Etabli au Mexique depuis plusieurs années, l'universitaire marocain croit savoir que le Royaume a tout les moyens pour développer vis-à-vis du sous-continent une nouvelle vision géopolitique fondée sur le rôle stratégique de l'océan atlantique et l'impératif de promouvoir les relations de coopération entre les deux rives de l'Atlantique.
1. Comment évaluez-vous la présence du Maroc, et de l'université marocaine en particulier, dans cette région ?
Malheureusement notre pays reste peu connu des Latinos-Américains et notamment son monde académique. Quelques partenariats existent entre universités mais ils sont trop rares pour changer la donne. Par ailleurs, précisons que la présence d'universitaires de cette région au sein du Royaume est quasi-inexistante.
2. Quelles sont les perspectives de la Coopération académique entre les universités marocaines et latino-américaines ?
Les perspectives à court terme semblent limitées malheureusement, mais elles ne sont pas inexistantes. Nous avons fondé un institut à Laayoune consacré à la coopération Sud-Sud. En tant que vice-président du conseil scientifique, j'ai pu convaincre un certain nombre d'universitaires mexicains et colombiens de nous rejoindre. Ils en sont aujourd'hui membres de plein droit et certains y exercent même des responsabilités. Il faut donc aller vers la concrétisation de partenariats dans le cadre d'une coopération Sud-Sud sur la base de projets académiques concrets.
3. Cette coopération est de nature à canaliser les échanges universitaires entre le Mexique et le Maroc et renforcer la présence marocaine dans cette région.

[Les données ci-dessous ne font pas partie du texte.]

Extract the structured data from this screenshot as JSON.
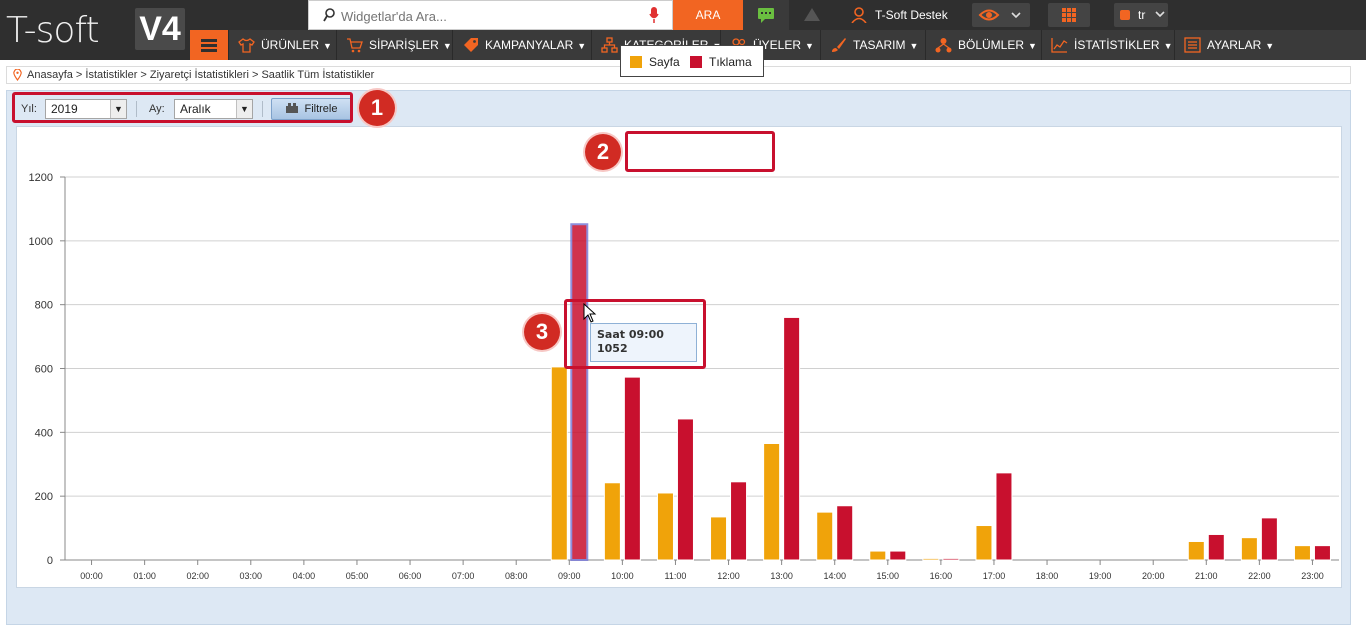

Dans quelles mesures ?
La présence marocaine au Mexique est en partie liée aux doctorants issus du Royaume et inscrits dans des universités mexicaines. Espérons qu'ils puissent trouver des postes d'enseignants-chercheurs dans ce pays ou plus largement dans la région afin de mieux faire connaître le Maroc. L'autre élément nécessaire est le développement de publications académiques communes. La question linguistique se posera mais il faut trouver un modus vivendi avec la langue anglaise si nécessaire.

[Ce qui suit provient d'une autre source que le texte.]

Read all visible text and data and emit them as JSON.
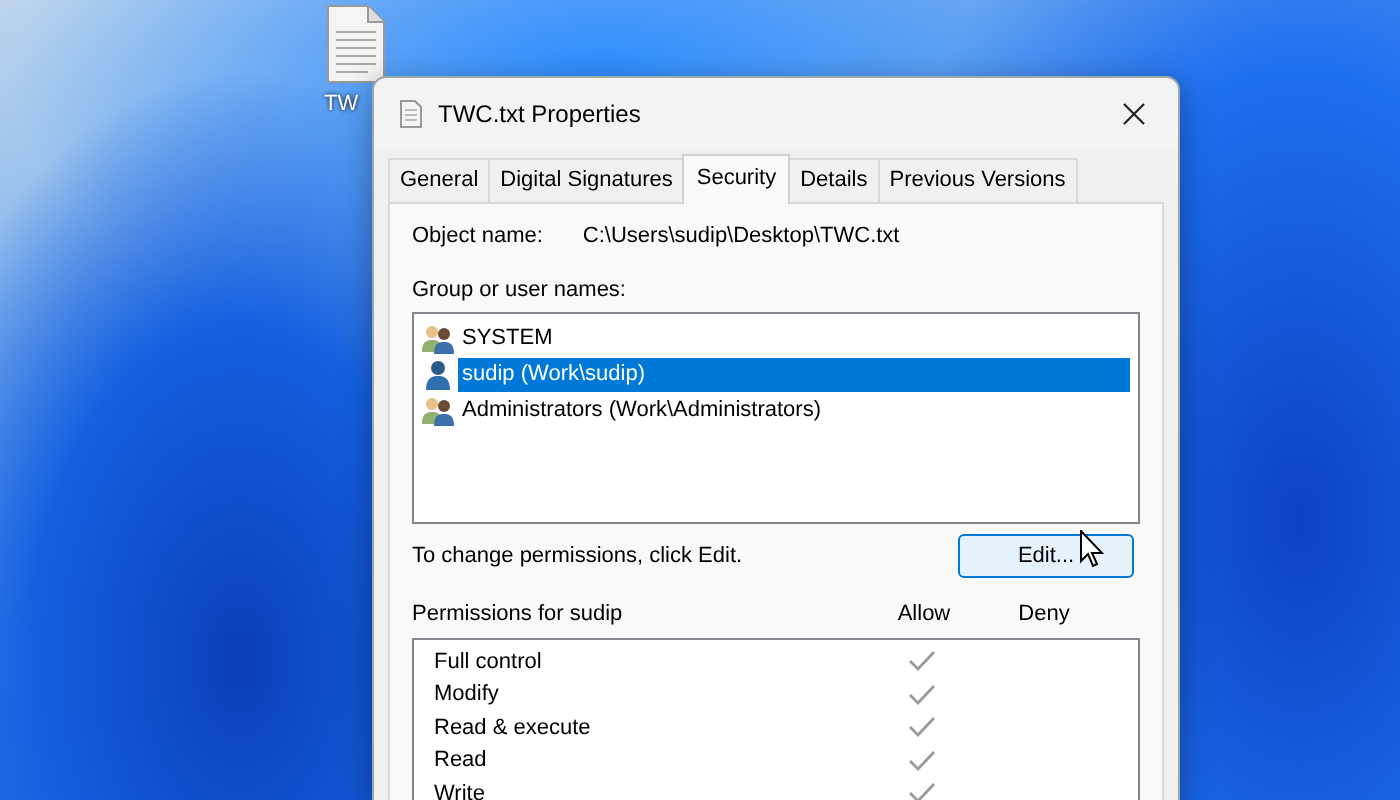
{
  "desktop_icon": {
    "label": "TW"
  },
  "window": {
    "title": "TWC.txt Properties"
  },
  "tabs": [
    {
      "label": "General",
      "selected": false
    },
    {
      "label": "Digital Signatures",
      "selected": false
    },
    {
      "label": "Security",
      "selected": true
    },
    {
      "label": "Details",
      "selected": false
    },
    {
      "label": "Previous Versions",
      "selected": false
    }
  ],
  "object_name": {
    "label": "Object name:",
    "value": "C:\\Users\\sudip\\Desktop\\TWC.txt"
  },
  "users": {
    "label": "Group or user names:",
    "items": [
      {
        "name": "SYSTEM",
        "kind": "group",
        "selected": false
      },
      {
        "name": "sudip (Work\\sudip)",
        "kind": "user",
        "selected": true
      },
      {
        "name": "Administrators (Work\\Administrators)",
        "kind": "group",
        "selected": false
      }
    ]
  },
  "change_hint": "To change permissions, click Edit.",
  "edit_button": "Edit...",
  "permissions": {
    "label": "Permissions for sudip",
    "allow_header": "Allow",
    "deny_header": "Deny",
    "rows": [
      {
        "name": "Full control",
        "allow": true,
        "deny": false
      },
      {
        "name": "Modify",
        "allow": true,
        "deny": false
      },
      {
        "name": "Read & execute",
        "allow": true,
        "deny": false
      },
      {
        "name": "Read",
        "allow": true,
        "deny": false
      },
      {
        "name": "Write",
        "allow": true,
        "deny": false
      }
    ]
  }
}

4. Comment le Royaume peut-il développer vis-à-vis du sous-continent une nouvelle vision géopolitique ?
Le XXIe siècle voit un basculement géopolitique sans précédent de l'Atlantique vers le Pacifique du fait, notamment, de la compétition incessante entre Américains et Chinois. Malgré tout, l'océan Atlantique gardera une place non négligeable sur le plan géoéconomique. Le Maroc a un rôle à jouer dans la promotion de cette idée via la coopération Sud-Sud. Un pays comme le Brésil l'a compris depuis bientôt vingt ans et le passage au pouvoir de Lula. Au Maroc de développer ce type de relation bilatérale et de s'en servir comme un levier pour une coopération plus large avec d'autres pays de cette région sur le plan commercial principalement. Le port Tanger-Med devrait servir de plateforme avec cette région tout comme celui de Casablanca et prochainement celui de Dakhla. Le Maroc bénéficie d'une façade Atlantique importante et se doit de la "rentabiliser" dans le cadre de sa stratégie économique et commerciale.
5. Comment les deux parties peuvent parvenir à partager les expériences afin de mettre la science au cœur de la coopération internationale et au service des politiques publiques ?
Pour faire prévaloir le rôle primordial des acteurs culturels qui se doivent de promouvoir la diversité culturelle à travers la mise en œuvre d'outils permettant le rapprochement des peuples et l'instauration du dialogue entre les cultures, il faut un plan multi-niveaux. Le rôle des ambassades marocaines dans ces pays doit être proactif. Ensuite, les milieux culturels et scientifiques marocains doivent être au courant des possibilités offertes par les pays d'Amérique latine. Enfin, la coordination interministérielle doit être renforcée. Sans oublier que l'objectif final doit être la mise en oeuvre concrète de projets de coopération basés sur l'échange et le partage du savoir.